Werner clathrates with enhanced hydrogen bonding functionality

Abstract

The role of hydrogen bonding to generate molecular frameworks for selective enclathration of selected, closely related alcohols, carbonyls and water by three Ni(II) isothiocyanate based Werner hosts was scrutinized and their generation of crystal structures elucidated.Structures of host:guest compounds of H1, Ni(NCS)2(nicotinamide)4, with five alcohols were compared with five guests with carbonyl functionalities. In both cases, host columns formed by interaction via hydrogen bonded amide tetramers. However, the hydrogen bond between the guest alcohol functional group and thiocyanato sulphur showed a more robust structure than those with intercalated carbonyl guests found in layers between sheets of host molecular bands. A predictable framework of H1 host led to architectures with analogous patterns. Physical properties differed according to their hydrogen bonding capabilities. Selectivity was achieved for the separation of a pair of alcohols (1-butanol and 2-pentanol) and a pair of carbonyls (3- and 4-methylcyclohexanone), both difficult to separate due to similar physical properties. The positive discrimination characteristics of host H1 towards one of a pair of alcohols and carbonyl isomers have given possibilities for future industrial prospects.Host H2, Ni(NCS)2(isonicotinamide)4, presented three different tubulate packing arrangements, with the guests (H2O, ethanol and self-included ligand isonicotinamide) occupying channels in the structure.
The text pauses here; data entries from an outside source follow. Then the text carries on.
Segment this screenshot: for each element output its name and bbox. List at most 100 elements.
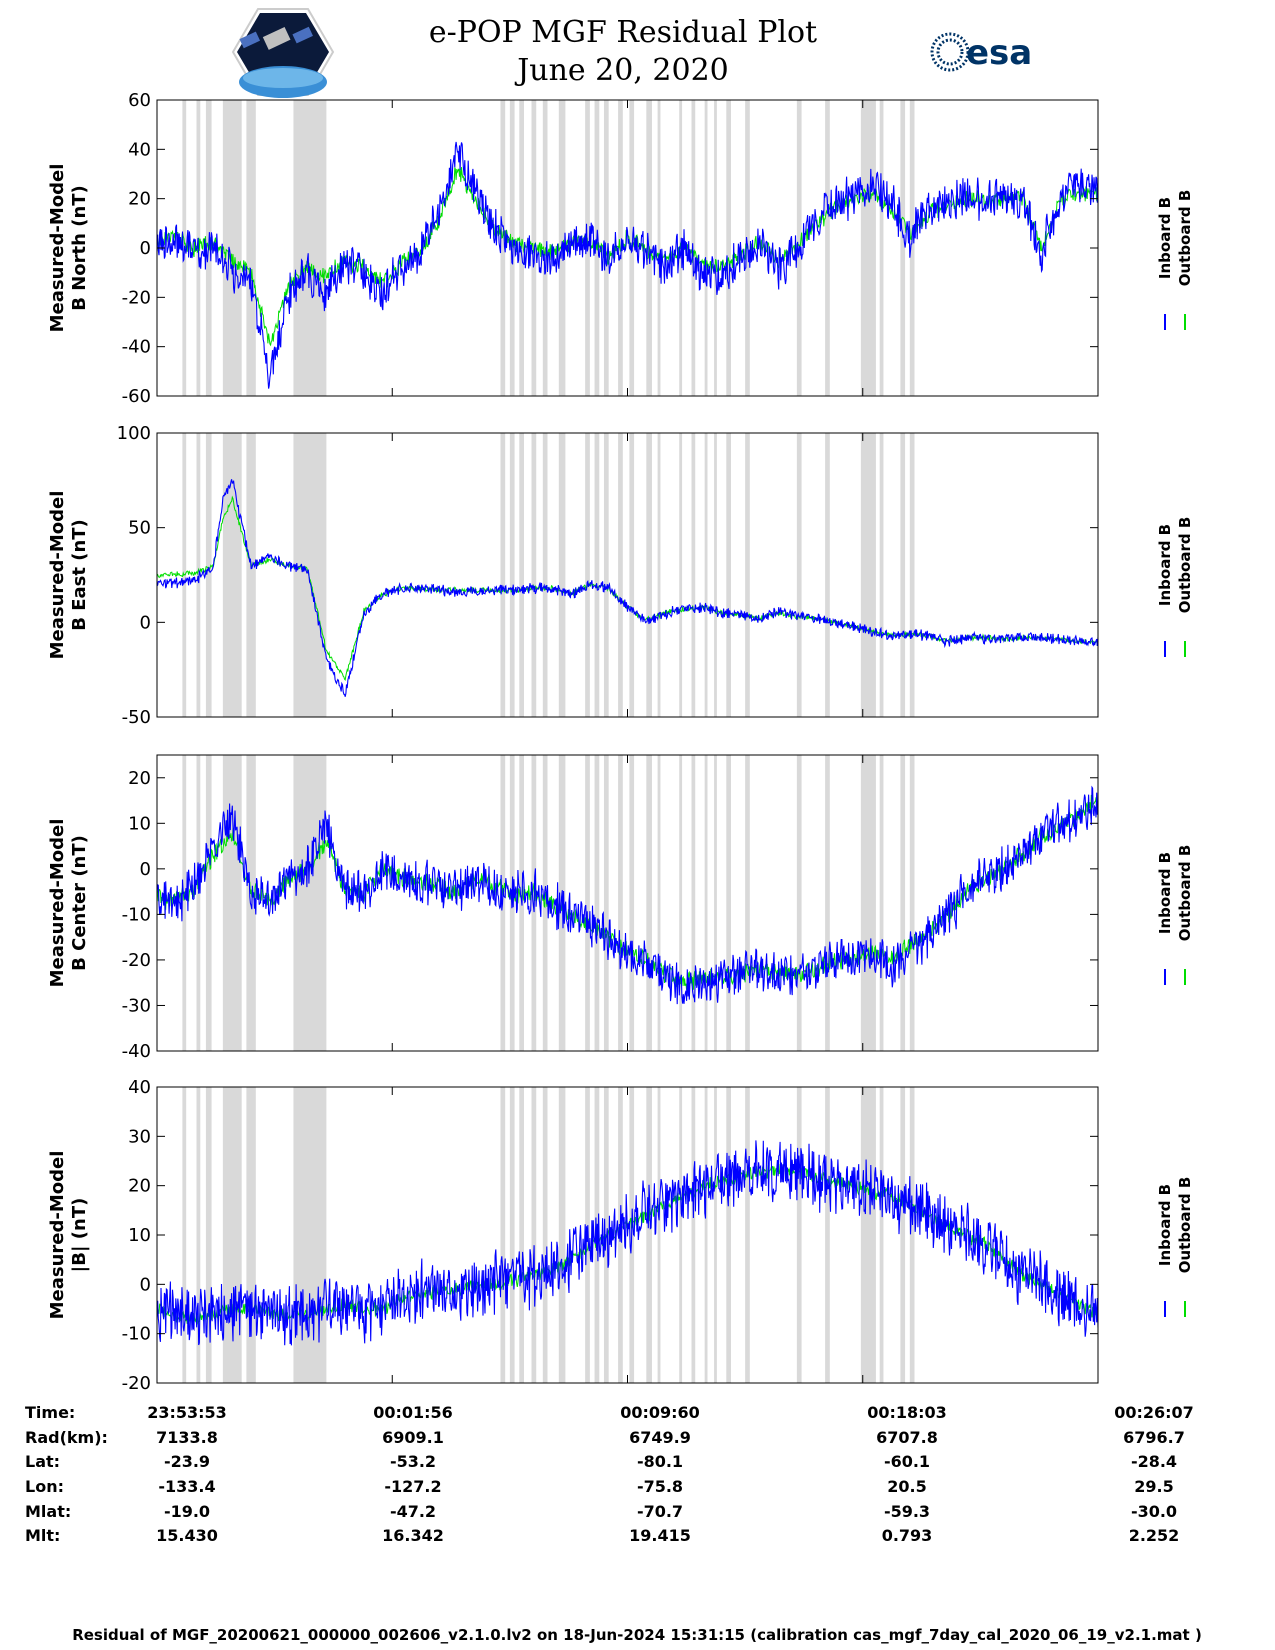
shaded-interval — [745, 1087, 750, 1383]
shaded-interval — [196, 433, 201, 717]
y-axis-label: Measured-ModelB North (nT) — [47, 164, 90, 333]
shaded-interval — [509, 100, 515, 396]
info-cell: -30.0 — [1131, 1502, 1177, 1521]
legend-label-outboard: Outboard B — [1176, 517, 1194, 614]
info-cell: -19.0 — [164, 1502, 210, 1521]
shaded-interval — [500, 100, 506, 396]
shaded-interval — [585, 755, 590, 1051]
info-cell: -59.3 — [884, 1502, 930, 1521]
series-inboard-line — [157, 479, 1098, 697]
panel-3: -40 -30 -20 -10 0 10 20 Measured-ModelB Center … — [47, 754, 1194, 1062]
shaded-interval — [293, 1087, 327, 1383]
shaded-interval — [594, 433, 600, 717]
shaded-interval — [519, 1087, 524, 1383]
shaded-interval — [657, 100, 661, 396]
y-tick-label: 20 — [128, 768, 151, 789]
shaded-interval — [879, 433, 884, 717]
shaded-interval — [629, 755, 635, 1051]
x-tick-label-time: 00:01:56 — [373, 1403, 453, 1422]
shaded-interval — [704, 433, 708, 717]
chart-title: e-POP MGF Residual Plot — [429, 15, 817, 50]
chart-subtitle-date: June 20, 2020 — [514, 53, 729, 88]
shaded-interval — [222, 1087, 242, 1383]
shaded-interval — [519, 433, 524, 717]
shaded-interval — [691, 755, 696, 1051]
shaded-interval — [646, 1087, 652, 1383]
shaded-interval — [246, 755, 256, 1051]
shaded-interval — [909, 100, 915, 396]
shaded-interval — [909, 755, 915, 1051]
panel-4: -20 -10 0 10 20 30 40 Measured-Model|B| (nT) Inb… — [47, 1077, 1194, 1394]
shaded-interval — [500, 1087, 506, 1383]
esa-logo-text: esa — [966, 33, 1032, 73]
info-cell: 29.5 — [1134, 1477, 1173, 1496]
y-tick-label: -10 — [122, 904, 151, 925]
y-tick-label: -20 — [122, 1373, 151, 1394]
info-row-label: Rad(km): — [25, 1428, 108, 1447]
y-tick-label: 0 — [140, 238, 151, 259]
y-axis-label-line1: Measured-Model — [47, 491, 68, 660]
shaded-interval — [196, 755, 201, 1051]
shaded-interval — [585, 433, 590, 717]
shaded-interval — [726, 755, 732, 1051]
shaded-interval — [825, 100, 830, 396]
legend-label-outboard: Outboard B — [1176, 845, 1194, 942]
shaded-interval — [726, 1087, 732, 1383]
y-axis-label-line2: B Center (nT) — [69, 835, 90, 971]
info-cell: -47.2 — [390, 1502, 436, 1521]
shaded-interval — [657, 755, 661, 1051]
shaded-interval — [745, 755, 750, 1051]
info-cell: 20.5 — [887, 1477, 926, 1496]
info-cell: 6909.1 — [382, 1428, 444, 1447]
shaded-interval — [542, 433, 548, 717]
panel-2: -50 0 50 100 Measured-ModelB East (nT) Inboar… — [47, 423, 1194, 728]
shaded-interval — [860, 755, 876, 1051]
shaded-interval — [879, 100, 884, 396]
y-axis-label: Measured-ModelB East (nT) — [47, 491, 90, 660]
info-row-label: Mlt: — [25, 1526, 60, 1545]
shaded-interval — [246, 1087, 256, 1383]
shaded-interval — [558, 1087, 566, 1383]
shaded-interval — [509, 1087, 515, 1383]
y-tick-label: -20 — [122, 950, 151, 971]
shaded-interval — [726, 433, 732, 717]
info-cell: 6749.9 — [629, 1428, 691, 1447]
shaded-interval — [825, 1087, 830, 1383]
x-tick-label-time: 23:53:53 — [147, 1403, 227, 1422]
panel-1: -60 -40 -20 0 20 40 60 Measured-ModelB North (n… — [47, 90, 1194, 407]
shaded-interval — [679, 755, 683, 1051]
shaded-interval — [629, 433, 635, 717]
series-inboard-line — [157, 1140, 1098, 1346]
info-cell: -28.4 — [1131, 1452, 1177, 1471]
shaded-interval — [246, 433, 256, 717]
info-cell: 16.342 — [382, 1526, 444, 1545]
x-tick-label-time: 00:09:60 — [620, 1403, 700, 1422]
info-cell: 19.415 — [629, 1526, 691, 1545]
shaded-interval — [714, 755, 717, 1051]
esa-logo: esa — [930, 32, 1032, 73]
y-tick-label: -30 — [122, 995, 151, 1016]
shaded-interval — [657, 433, 661, 717]
y-tick-label: 20 — [128, 1176, 151, 1197]
y-axis-label-line1: Measured-Model — [47, 1151, 68, 1320]
y-tick-label: 100 — [117, 423, 151, 444]
y-tick-label: 50 — [128, 518, 151, 539]
y-tick-label: -60 — [122, 386, 151, 407]
y-tick-label: 60 — [128, 90, 151, 111]
shaded-interval — [531, 100, 537, 396]
info-row-label: Time: — [25, 1403, 75, 1422]
shaded-interval — [825, 433, 830, 717]
info-row-label: Lat: — [25, 1452, 60, 1471]
legend: Inboard B Outboard B — [1156, 845, 1194, 985]
x-tick-label-time: 00:18:03 — [867, 1403, 947, 1422]
shaded-interval — [222, 755, 242, 1051]
header: e-POP MGF Residual Plot June 20, 2020 es… — [231, 8, 1032, 98]
shaded-interval — [900, 100, 906, 396]
info-cell: 15.430 — [156, 1526, 218, 1545]
shaded-interval — [542, 1087, 548, 1383]
shaded-interval — [182, 755, 187, 1051]
y-axis-label-line1: Measured-Model — [47, 164, 68, 333]
shaded-interval — [603, 100, 609, 396]
shaded-interval — [796, 1087, 802, 1383]
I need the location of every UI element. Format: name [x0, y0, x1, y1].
Hydrogen bonding between host carbonyl oxygens and amides formed molecular frameworks into which the guest was included.Mixed-ligand host H3, Ni(NCS)2(nicotinamide)2(isonicotinamide)2 with inclusion of water and methanol, confirmed our findings of hydrogen bonded frameworks with the two different ligands in H1 and H2; nicotinamide ligands formed amide tetramers, whereas the isonicotinamide ligands formed a variety of discrete hydrogen bonds with neighbouring molecules.The host networks formed porous materials for inclusion, giving the advantage of ‘tunability’, and pores with different size and nature available to accommodate guest molecules and to separate isomers.